Dazu kommt, dass mehr Roboter auch mehr Wartung erfordern und erst mal müssen die Roboter programmiert und gebaut werden, auch das machen immer noch Menschen. Die Programmierungs- oder Wartungsroboter, die selbst Roboter bauen gibt es einfach noch nicht, schon gar nicht in Serie. Neben den Rohstoffen wird vor allem die Frage nach dem Energiebedarf relevant und mit dem Energiebedarf hängt die Frage nach der Klimaerwärmung zusammen, denn die heutige Energieversorgung kommt keinesfalls flächendeckend aus erneuerbaren Quellen und die Maschinen produzieren selbst Wärme.
Wie gut sind Roboter heute? Nach wie vor gilt Moravec’s Paradoxon, das besagt, dass Roboter zwar phänomenale Rechenleistungen erbringen und bereits Großmeister des Schach oder deutlich komplexeren Go besiegen, aber bei Alltagshandlungen wie ein Glas Wasser reichen, Einkaufen gehen oder dergleichen komplett unfähig sind.
Das setzt auch den Pflegerobotern Grenzen.

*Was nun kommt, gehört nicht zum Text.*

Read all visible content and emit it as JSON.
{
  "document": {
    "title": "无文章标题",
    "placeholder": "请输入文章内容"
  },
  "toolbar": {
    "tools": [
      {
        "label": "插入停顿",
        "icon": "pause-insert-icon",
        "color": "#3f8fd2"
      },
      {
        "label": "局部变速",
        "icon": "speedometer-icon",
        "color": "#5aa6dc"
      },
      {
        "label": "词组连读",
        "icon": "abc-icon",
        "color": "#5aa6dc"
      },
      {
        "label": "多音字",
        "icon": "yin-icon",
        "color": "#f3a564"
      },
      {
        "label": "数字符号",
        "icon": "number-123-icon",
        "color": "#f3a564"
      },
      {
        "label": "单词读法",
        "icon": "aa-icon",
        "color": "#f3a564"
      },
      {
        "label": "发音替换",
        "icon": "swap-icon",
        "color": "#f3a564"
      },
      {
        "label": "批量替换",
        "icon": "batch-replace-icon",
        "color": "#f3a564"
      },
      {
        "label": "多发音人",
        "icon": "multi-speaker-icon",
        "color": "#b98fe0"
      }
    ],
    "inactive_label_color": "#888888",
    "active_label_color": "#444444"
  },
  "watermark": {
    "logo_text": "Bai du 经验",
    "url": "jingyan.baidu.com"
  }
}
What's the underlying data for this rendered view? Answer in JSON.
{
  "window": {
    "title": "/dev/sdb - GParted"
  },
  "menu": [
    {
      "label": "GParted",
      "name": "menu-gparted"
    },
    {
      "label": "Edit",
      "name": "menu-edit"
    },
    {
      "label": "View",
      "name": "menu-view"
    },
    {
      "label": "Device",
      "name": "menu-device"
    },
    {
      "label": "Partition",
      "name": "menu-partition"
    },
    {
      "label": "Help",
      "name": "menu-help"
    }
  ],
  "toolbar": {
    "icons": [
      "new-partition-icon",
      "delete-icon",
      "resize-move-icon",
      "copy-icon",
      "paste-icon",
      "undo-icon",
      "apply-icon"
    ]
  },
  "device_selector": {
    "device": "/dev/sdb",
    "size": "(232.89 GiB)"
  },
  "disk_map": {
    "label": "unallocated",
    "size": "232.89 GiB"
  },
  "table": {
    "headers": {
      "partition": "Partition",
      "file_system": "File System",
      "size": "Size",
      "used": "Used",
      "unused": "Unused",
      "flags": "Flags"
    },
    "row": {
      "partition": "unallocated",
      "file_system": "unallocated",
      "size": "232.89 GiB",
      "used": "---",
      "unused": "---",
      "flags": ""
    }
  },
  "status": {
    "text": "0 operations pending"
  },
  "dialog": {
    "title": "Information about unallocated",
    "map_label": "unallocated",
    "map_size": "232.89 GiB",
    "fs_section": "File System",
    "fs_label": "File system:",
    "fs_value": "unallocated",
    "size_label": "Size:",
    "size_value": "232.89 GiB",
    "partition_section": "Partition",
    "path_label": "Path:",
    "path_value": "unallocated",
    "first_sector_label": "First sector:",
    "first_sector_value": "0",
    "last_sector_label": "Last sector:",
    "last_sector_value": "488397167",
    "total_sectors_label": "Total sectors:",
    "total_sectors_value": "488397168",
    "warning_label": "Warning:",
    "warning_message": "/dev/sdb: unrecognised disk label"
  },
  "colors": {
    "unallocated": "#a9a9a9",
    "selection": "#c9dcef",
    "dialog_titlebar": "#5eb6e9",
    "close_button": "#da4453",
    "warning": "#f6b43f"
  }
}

Es ist nicht so, dass die Kranken- und Altenpflege nicht Hilfe dringend gebrauchen könnte und liebend gerne auf Tätigkeiten wie Tabletten stellen, Kurven heften und Dokumentieren verzichten würde und noch immer reichlich zu tun hätten, nur ist eine Lösung nicht in Sicht. Der Roboter, der einer dementen Omi Essen anreicht, ihr Schlager von früher vorspielt, Geschichten erzählt und Tabletten gibt, mag in Einzelfällen eine probate Lösung sein, aber wollen wir das als Zukunft für uns alle? Wir sind keine Japaner, in deren Kultur der Umgang mit Technik eine ganz andere Rolle spielt und Akzeptanz findet.
Zuletzt die schreibende Zunft. Einfache Texte kann ein Programm schon heute zusammenstellen, etwa die Zusammenfassung eines Fußballspiels. Die Informationen eines Spiels können in sporttypische Redewendungen gepackt werden und fertig. Übersetzungen misslingen, auch wenn sie besser werden, Romane sind noch nicht möglich. Manchen reicht die reine Information. Doch die Würze sind ja nach wie vor die Emotionen, die Kommentare: War der Elfer berechtigt, sitzt der Trainer fest im Sattel? Drei gelbe Karten und 54% Ballbesitz, das ist vielen zu dünn. Was uns interessiert ist selten die reine Information, vielleicht beim Wetter und den Lottozahlen, wir wollen aber auch wissen, wie politische Entwicklungen oder die Hochzeit im Königshaus eingeschätzt werden, wir wollen Interviews hören, Meinungen und der ganze Kleinkrieg auf Social Media, den sich so viel schon beinahe süchtig antun, hat wenig mit Informationen, aber sehr viel mit Emotionen zu tun.